Christoph Bösel konnte den zweiten Wahlgang in Nürensdorf mit 54 Stimmen Vorsprung für sich entscheiden.

Der 47-jährige Unternehmer Christoph Bösel (SVP) hat gestern bei der Wahl für das Nürensdorfer Gemeindepräsidium 804 Stimmen erzielt. Sein 63-jähriger Kontrahent Urs Buchegger (parteilos), Inhaber einer Holzbaufirma, erhielt 54 Stimmen weniger, nämlich 750 Stimmen. Beim zweiten Wahlgang ist das relative Mehr massgebend. Gewählt ist also derjenige Kandidat, der am meisten Stimmen erzielt. Die Wahlbeteiligung lag bei 48 Prozent. Bösel zeigte sich erfreut: «Die Wahl ist für mich eine Bestätigung und die logische Folge nach dem ersten Wahlgang.» Allerdings hatte der bisherige Vizepräsident am 30. März lediglich 13 Stimmen mehr erhalten als Buchegger, der als Neuer auf Anhieb den Sprung in die Behörde schaffte.
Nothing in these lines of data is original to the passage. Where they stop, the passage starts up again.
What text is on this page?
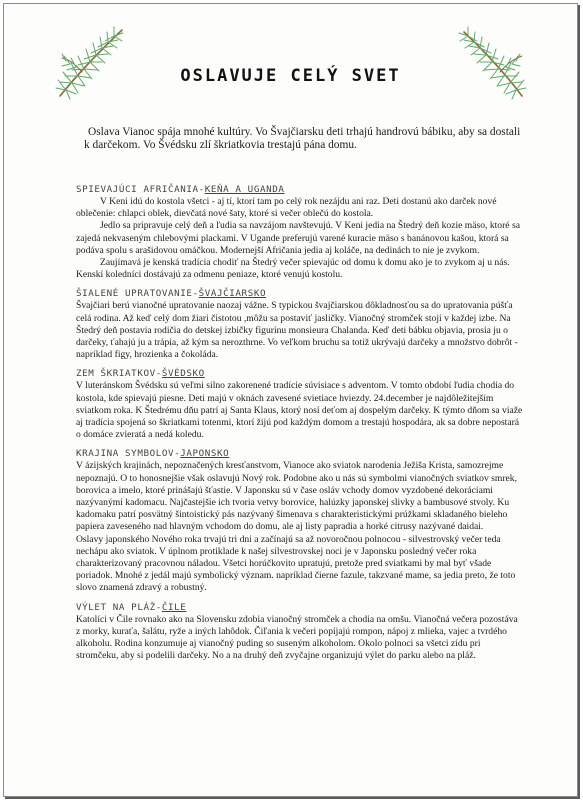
OSLAVUJE CELÝ SVET

Oslava Vianoc spája mnohé kultúry. Vo Švajčiarsku deti trhajú handrovú bábiku, aby sa dostali k darčekom. Vo Švédsku zlí škriatkovia trestajú pána domu.

SPIEVAJÚCI AFRIČANIA-KEŇA A UGANDA

V Keni idú do kostola všetci - aj tí, ktorí tam po celý rok nezájdu ani raz. Deti dostanú ako darček nové oblečenie: chlapci oblek, dievčatá nové šaty, ktoré si večer oblečú do kostola.

Jedlo sa pripravuje celý deň a ľudia sa navzájom navštevujú. V Keni jedia na Štedrý deň kozie mäso, ktoré sa zajedá nekvaseným chlebovými plackami. V Ugande preferujú varené kuracie mäso s banánovou kašou, ktorá sa podáva spolu s arašidovou omáčkou. Modernejší Afričania jedia aj koláče, na dedinách to nie je zvykom.

Zaujímavá je kenská tradícia chodiť na Štedrý večer spievajúc od domu k domu ako je to zvykom aj u nás. Kenskí koledníci dostávajú za odmenu peniaze, ktoré venujú kostolu.

ŠIALENÉ UPRATOVANIE-ŠVAJČIARSKO

Švajčiari berú vianočné upratovanie naozaj vážne. S typickou švajčiarskou dôkladnosťou sa do upratovania púšťa celá rodina. Až keď celý dom žiari čistotou ,môžu sa postaviť jasličky. Vianočný stromček stojí v každej izbe. Na Štedrý deň postavia rodičia do detskej izbičky figurínu monsieura Chalanda. Keď deti bábku objavia, prosia ju o darčeky, ťahajú ju a trápia, až kým sa nerozthrne. Vo veľkom bruchu sa totiž ukrývajú darčeky a množstvo dobrôt - napríklad figy, hrozienka a čokoláda.

ZEM ŠKRIATKOV-ŠVÉDSKO

V luteránskom Švédsku sú veľmi silno zakorenené tradície súvisiace s adventom. V tomto období ľudia chodia do kostola, kde spievajú piesne. Deti majú v oknách zavesené svietiace hviezdy. 24.december je najdôležitejším sviatkom roka. K Štedrému dňu patrí aj Santa Klaus, ktorý nosí deťom aj dospelým darčeky. K týmto dňom sa viaže aj tradícia spojená so škriatkami totenmi, ktorí žijú pod každým domom a trestajú hospodára, ak sa dobre nepostará o domáce zvieratá a nedá koledu.

KRAJINA SYMBOLOV-JAPONSKO

V ázijských krajinách, nepoznačených kresťanstvom, Vianoce ako sviatok narodenia Ježiša Krista, samozrejme nepoznajú. O to honosnejšie však oslavujú Nový rok. Podobne ako u nás sú symbolmi vianočných sviatkov smrek, borovica a imelo, ktoré prinášajú šťastie. V Japonsku sú v čase osláv vchody domov vyzdobené dekoráciami nazývanými kadomacu. Najčastejšie ich tvoria vetvy borovice, halúzky japonskej slivky a bambusové stvoly. Ku kadomaku patrí posvätný šintoistický pás nazývaný šimenava s charakteristickými prúžkami skladaného bieleho papiera zaveseného nad hlavným vchodom do domu, ale aj listy papradia a horké citrusy nazývané daidai.

Oslavy japonského Nového roka trvajú tri dni a začínajú sa až novoročnou polnocou - silvestrovský večer teda nechápu ako sviatok. V úplnom protiklade k našej silvestrovskej noci je v Japonsku posledný večer roka charakterizovaný pracovnou náladou. Všetci horúčkovito upratujú, pretože pred sviatkami by mal byť všade poriadok. Mnohé z jedál majú symbolický význam. napríklad čierne fazule, takzvané mame, sa jedia preto, že toto slovo znamená zdravý a robustný.

VÝLET NA PLÁŽ-ČILE

Katolíci v Čile rovnako ako na Slovensku zdobia vianočný stromček a chodia na omšu. Vianočná večera pozostáva z morky, kuraťa, šalátu, ryže a iných lahôdok. Čiľania k večeri popíjajú rompon, nápoj z mlieka, vajec a tvrdého alkoholu. Rodina konzumuje aj vianočný puding so suseným alkoholom. Okolo polnoci sa všetci zídu pri stromčeku, aby si podelili darčeky. No a na druhý deň zvyčajne organizujú výlet do parku alebo na pláž.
Bösel anerkennt das gute Resultat seines Herausforderers. «Die Wähler haben wohl einen Ur-Nürensdorfer im Gemeinderat gewollt.» Er selbst sei lediglich ein Zugezogener. Er wohnt seit 15 Jahren in Nürensdorf und ist seit acht Jahren Mitglied des Gemeinderates. Trotz seiner Nichtwahl sah sich Buchegger gestern nicht als Verlierer, wie er sagte. Dass er «aus dem Stand heraus» so viele Stimmen machte, sei sehr erfreulich. Denn er habe im Gegensatz zu Bösel keine Partei im Rücken gehabt. Er sei aber in Birchwil/Oberwil aufgewachsen, «dort kennt man mich», sagte er. Auch glaubt er, dass er Stimmen von SVP-Wählern und Unternehmern erhalten habe. (neh)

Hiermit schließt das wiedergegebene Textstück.